(ots) - Ziemlich zeitnah liefen gestern zwei Nachrichten
aus weit auseinanderliegenden Weltregionen über den Ticker. In Japan
bestätigte die Regierung, dass es in drei Reaktoren des havarierten
Kraftwerks Fukushima eine Kernschmelze gegeben habe - den größten
anzunehmenden Unfall mithin. Bis heute und vorerst unabsehbar ist er
nicht unter Kontrolle. In Berlin beschloss das Kabinett den
vollständigen Ausstieg Deutschlands aus der Kernenergie bis zum Jahr
2022. Solch radikale Konsequenz zieht bislang kein anderes Land der
Welt aus dem verheerenden Atom-Unglück im Fernen Osten. Die
regierende schwarz-gelbe Koalition unternimmt dabei das Kunststück
einer 180-Grad-Kehrtwende, hatte sie doch gerade erst den zuvor von
Rot-Grün vereinbarten Ausstieg wieder rückgängig gemacht. Nun aber
kennt die Kanzlerin keine Parteien mehr, nur noch Atomkraftgegner,
und nicht nur der Evangelische Kirchentag in Dresden spendet ihr
Absolution. Tatsächlich will die große Mehrheit der Bevölkerung weg
vom Strahlenrisiko. Ob sich der politische Salto für die
Energiewender auszahlt, werden die nächsten Wahlgänge erweisen. Wie
ihre Wette auf die wirtschaftliche Zukunft ausgeht, kann das ganze
Land im Selbstversuch erproben. In der Tat muss hier aus der
ökonomischen eine gesellschaftliche Kraftanstrengung erwachsen.

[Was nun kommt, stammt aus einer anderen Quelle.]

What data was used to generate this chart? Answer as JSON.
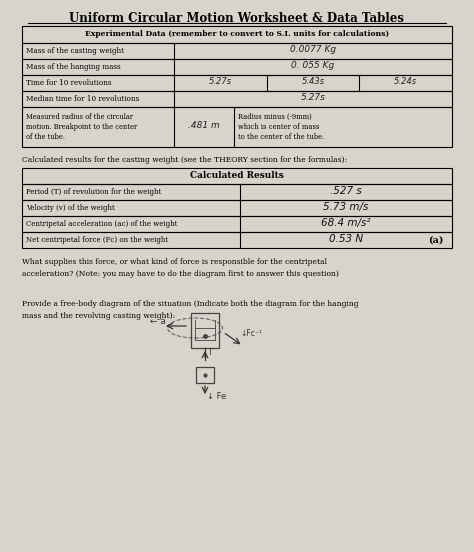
{
  "title": "Uniform Circular Motion Worksheet & Data Tables",
  "bg_color": "#d8d4cc",
  "table1_header": "Experimental Data (remember to convert to S.I. units for calculations)",
  "calc_text": "Calculated results for the casting weight (see the THEORY section for the formulas):",
  "table2_header": "Calculated Results",
  "table2_rows": [
    {
      "label": "Period (T) of revolution for the weight",
      "value": ".527 s"
    },
    {
      "label": "Velocity (v) of the weight",
      "value": "5.73 m/s"
    },
    {
      "label": "Centripetal acceleration (ac) of the weight",
      "value": "68.4 m/s²"
    },
    {
      "label": "Net centripetal force (Fc) on the weight",
      "value": "0.53 N",
      "marker": "(a)"
    }
  ],
  "question1": "What supplies this force, or what kind of force is responsible for the centripetal\nacceleration? (Note: you may have to do the diagram first to answer this question)",
  "question2": "Provide a free-body diagram of the situation (Indicate both the diagram for the hanging\nmass and the revolving casting weight):"
}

Umweltminister Röttgen stellt zwar zu Recht fest, dass ein
jahrzehntelanges Kampfthema nun in einen Konsens überführt worden
ist. Doch wie weit geht die Bereitschaft wirklich, daraus
resultierende Folgen wie Preiserhöhungen, Landschaftsveränderungen,
steigenden CO2-Ausstoß und anderes mehr auch bürgersinnig zu
ertragen? Da werden wohl selbst dem freiwillig zu Anti-Atom-Einsicht
gelangten Teil noch etliche Belastungsproben abverlangt. Mit dem nun
beschlossenen Ausstieg beginnt ein gewaltiges Experiment. Es als
positive Herausforderung zu begreifen, wird man auf dem steinigen Weg
noch öfter als Durchhalteparole zu hören bekommen - von welcher
Regierung auch immer. Im Rest der Welt werden derweil weiter
Atomkerne gespalten.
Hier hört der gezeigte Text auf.